Il est évident que, de manière générale, la loi du 19 juillet 2019 obéit à son intitulé et que ses 37 articles, organisés en 4 chapitres, permettent donc bien une simplification, une clarification et une actualisation du droit des sociétés français. Technique et bien moins médiatisée que la récente loi PACTE, cette réforme porte essentiellement sur le droit des sociétés, même si elle allège également quelques règles applicables aux opérations portant sur les fonds de commerce et si elle modifie aussi l’article 1592 du Code civil propre au droit de la vente. Ce sont ici la simplification des cessions et apports de fonds de commerce (I), tout comme de la location gérance qui seront étudiées (II).

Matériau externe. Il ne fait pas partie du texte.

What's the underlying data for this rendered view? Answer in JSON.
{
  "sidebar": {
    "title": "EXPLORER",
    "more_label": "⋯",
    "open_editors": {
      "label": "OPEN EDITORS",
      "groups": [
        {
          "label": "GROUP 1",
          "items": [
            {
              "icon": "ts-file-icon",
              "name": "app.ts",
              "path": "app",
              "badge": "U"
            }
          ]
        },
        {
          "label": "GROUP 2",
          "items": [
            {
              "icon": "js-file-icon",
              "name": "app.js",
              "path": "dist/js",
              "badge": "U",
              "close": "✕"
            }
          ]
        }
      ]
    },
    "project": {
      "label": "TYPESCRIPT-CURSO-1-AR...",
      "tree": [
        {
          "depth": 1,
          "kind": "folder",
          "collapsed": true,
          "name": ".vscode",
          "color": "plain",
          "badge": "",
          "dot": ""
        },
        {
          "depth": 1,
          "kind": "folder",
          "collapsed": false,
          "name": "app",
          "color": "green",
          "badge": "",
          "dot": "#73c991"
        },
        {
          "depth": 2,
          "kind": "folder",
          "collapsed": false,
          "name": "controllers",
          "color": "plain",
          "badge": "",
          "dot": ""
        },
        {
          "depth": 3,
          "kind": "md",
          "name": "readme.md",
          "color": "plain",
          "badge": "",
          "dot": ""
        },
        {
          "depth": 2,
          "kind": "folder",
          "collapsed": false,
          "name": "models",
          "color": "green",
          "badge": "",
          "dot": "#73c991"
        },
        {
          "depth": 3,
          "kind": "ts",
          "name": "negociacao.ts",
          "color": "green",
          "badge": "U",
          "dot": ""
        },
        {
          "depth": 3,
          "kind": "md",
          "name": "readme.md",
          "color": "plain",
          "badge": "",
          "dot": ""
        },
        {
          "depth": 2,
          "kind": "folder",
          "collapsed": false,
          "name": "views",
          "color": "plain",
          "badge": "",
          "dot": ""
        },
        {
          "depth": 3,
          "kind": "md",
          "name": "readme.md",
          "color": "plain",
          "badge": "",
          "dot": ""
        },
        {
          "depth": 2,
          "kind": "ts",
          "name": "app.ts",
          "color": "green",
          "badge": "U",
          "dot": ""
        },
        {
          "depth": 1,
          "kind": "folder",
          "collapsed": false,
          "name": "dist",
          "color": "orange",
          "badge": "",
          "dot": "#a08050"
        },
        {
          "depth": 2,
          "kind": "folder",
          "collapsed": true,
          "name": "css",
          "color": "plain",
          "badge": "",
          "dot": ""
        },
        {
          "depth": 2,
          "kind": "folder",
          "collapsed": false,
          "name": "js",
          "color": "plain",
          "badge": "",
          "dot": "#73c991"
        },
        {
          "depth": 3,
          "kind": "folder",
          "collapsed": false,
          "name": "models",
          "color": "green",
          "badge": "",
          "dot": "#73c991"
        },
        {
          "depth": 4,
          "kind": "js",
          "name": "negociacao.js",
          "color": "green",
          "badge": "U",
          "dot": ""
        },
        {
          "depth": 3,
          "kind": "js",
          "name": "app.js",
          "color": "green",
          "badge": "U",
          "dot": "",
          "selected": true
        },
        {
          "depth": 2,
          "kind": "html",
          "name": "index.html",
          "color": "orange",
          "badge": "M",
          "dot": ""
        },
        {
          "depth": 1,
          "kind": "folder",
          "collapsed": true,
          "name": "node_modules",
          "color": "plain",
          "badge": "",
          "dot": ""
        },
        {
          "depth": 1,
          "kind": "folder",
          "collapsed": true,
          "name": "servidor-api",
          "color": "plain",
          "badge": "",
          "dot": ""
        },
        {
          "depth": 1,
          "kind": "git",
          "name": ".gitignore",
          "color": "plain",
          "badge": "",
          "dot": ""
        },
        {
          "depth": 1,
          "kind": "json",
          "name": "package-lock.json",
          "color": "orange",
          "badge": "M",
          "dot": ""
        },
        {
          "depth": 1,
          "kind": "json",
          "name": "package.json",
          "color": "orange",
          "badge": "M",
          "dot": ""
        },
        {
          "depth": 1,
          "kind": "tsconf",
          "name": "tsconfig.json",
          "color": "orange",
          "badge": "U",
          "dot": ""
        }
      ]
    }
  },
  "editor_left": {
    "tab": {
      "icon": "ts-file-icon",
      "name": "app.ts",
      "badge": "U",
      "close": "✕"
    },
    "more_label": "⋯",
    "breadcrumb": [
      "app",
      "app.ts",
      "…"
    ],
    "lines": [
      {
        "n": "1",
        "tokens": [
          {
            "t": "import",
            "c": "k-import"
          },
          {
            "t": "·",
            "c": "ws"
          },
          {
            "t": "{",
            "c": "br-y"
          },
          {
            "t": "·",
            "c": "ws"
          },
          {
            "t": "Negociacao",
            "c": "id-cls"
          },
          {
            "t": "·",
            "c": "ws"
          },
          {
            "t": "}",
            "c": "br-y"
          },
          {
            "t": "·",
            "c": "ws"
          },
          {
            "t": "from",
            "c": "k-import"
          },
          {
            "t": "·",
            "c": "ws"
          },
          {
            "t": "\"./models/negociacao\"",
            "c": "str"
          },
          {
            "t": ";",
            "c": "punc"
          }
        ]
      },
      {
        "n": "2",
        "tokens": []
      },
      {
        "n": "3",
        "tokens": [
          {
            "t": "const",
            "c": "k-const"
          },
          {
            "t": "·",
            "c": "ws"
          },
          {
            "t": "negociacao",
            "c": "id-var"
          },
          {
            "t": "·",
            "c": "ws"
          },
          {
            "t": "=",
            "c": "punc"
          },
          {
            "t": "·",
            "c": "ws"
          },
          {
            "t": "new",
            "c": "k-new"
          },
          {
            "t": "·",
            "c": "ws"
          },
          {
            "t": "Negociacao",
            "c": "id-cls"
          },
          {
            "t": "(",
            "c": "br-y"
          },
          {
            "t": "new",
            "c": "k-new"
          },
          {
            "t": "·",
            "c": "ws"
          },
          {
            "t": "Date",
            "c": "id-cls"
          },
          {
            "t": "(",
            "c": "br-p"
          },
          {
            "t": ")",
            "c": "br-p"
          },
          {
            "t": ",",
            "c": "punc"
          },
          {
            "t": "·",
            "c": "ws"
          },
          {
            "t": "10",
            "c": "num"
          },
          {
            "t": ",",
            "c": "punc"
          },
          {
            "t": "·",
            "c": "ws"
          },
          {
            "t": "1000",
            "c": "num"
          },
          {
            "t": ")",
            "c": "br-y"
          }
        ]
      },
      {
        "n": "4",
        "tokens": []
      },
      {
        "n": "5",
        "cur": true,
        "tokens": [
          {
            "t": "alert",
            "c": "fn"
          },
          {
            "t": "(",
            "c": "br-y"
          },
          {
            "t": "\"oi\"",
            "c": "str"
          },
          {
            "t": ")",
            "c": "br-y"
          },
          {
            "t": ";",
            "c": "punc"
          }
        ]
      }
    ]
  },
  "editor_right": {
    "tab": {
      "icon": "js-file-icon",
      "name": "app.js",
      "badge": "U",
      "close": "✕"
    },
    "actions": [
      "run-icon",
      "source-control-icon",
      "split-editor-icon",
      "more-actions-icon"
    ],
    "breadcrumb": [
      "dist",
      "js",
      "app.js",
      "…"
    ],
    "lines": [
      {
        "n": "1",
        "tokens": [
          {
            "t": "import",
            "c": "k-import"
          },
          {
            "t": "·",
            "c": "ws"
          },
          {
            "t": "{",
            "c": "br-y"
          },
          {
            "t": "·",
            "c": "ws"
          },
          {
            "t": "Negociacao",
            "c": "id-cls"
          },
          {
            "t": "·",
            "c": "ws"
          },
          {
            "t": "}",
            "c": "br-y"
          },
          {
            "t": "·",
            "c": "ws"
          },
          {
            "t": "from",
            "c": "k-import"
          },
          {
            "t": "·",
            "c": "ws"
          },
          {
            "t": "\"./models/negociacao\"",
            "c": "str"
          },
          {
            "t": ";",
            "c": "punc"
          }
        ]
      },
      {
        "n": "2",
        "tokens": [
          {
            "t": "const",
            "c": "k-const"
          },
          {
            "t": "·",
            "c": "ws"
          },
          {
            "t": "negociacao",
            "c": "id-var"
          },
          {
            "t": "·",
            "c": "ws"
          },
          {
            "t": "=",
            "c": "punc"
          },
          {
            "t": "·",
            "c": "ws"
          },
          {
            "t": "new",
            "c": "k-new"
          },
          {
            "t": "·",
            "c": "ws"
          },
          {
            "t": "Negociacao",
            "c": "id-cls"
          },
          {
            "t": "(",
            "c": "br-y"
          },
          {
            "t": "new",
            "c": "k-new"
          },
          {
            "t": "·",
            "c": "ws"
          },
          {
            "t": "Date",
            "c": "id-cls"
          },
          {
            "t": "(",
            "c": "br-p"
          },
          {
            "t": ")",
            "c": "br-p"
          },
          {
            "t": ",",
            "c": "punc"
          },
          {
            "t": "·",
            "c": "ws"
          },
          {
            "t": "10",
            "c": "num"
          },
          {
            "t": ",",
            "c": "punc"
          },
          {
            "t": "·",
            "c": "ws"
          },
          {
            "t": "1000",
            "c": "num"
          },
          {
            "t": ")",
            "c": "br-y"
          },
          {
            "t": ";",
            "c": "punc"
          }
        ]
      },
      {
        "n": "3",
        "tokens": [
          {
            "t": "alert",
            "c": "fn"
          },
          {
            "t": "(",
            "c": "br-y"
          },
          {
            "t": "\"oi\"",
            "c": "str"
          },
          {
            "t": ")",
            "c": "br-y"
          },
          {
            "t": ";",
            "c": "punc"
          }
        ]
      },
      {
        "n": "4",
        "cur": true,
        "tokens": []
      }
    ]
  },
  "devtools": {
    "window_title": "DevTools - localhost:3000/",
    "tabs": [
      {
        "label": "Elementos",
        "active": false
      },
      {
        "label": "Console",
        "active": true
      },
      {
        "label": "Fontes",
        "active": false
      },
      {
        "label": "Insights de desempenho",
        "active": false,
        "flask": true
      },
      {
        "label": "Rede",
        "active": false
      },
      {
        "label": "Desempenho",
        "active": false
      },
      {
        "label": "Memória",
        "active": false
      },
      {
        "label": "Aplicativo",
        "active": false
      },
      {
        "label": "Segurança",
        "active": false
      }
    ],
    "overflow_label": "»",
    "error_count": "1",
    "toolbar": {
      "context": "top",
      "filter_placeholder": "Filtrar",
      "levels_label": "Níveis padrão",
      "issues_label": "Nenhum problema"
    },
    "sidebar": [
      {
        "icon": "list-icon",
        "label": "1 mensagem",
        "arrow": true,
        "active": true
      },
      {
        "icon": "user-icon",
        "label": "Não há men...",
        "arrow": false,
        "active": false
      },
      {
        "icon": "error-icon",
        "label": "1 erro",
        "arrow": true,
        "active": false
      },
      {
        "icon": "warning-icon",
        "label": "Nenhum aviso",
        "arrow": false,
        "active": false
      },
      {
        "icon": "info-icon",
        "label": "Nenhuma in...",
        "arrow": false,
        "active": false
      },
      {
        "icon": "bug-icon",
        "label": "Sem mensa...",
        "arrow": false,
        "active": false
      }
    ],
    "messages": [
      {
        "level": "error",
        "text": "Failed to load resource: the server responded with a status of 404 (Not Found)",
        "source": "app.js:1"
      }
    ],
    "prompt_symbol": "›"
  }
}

I. Simplifier la cession et l’apport de fonds de commerce
D’une valeur financière considérable, le fonds de commerce peut évidemment être vendu ou apporté en société. Cependant, la réalisation de ces opérations supposait le respect de conditions spéciales imposées par la loi aux article L. 141-1 et suivants du Code de commerce. Ces conditions venaient protéger les créanciers du commerçant, mais aussi le commerçant lui-même et son acquéreur. Pourtant, ce formalisme a été allégé puisque le législateur a décidé d’abroger l’article L. 141-1 du Code de commerce.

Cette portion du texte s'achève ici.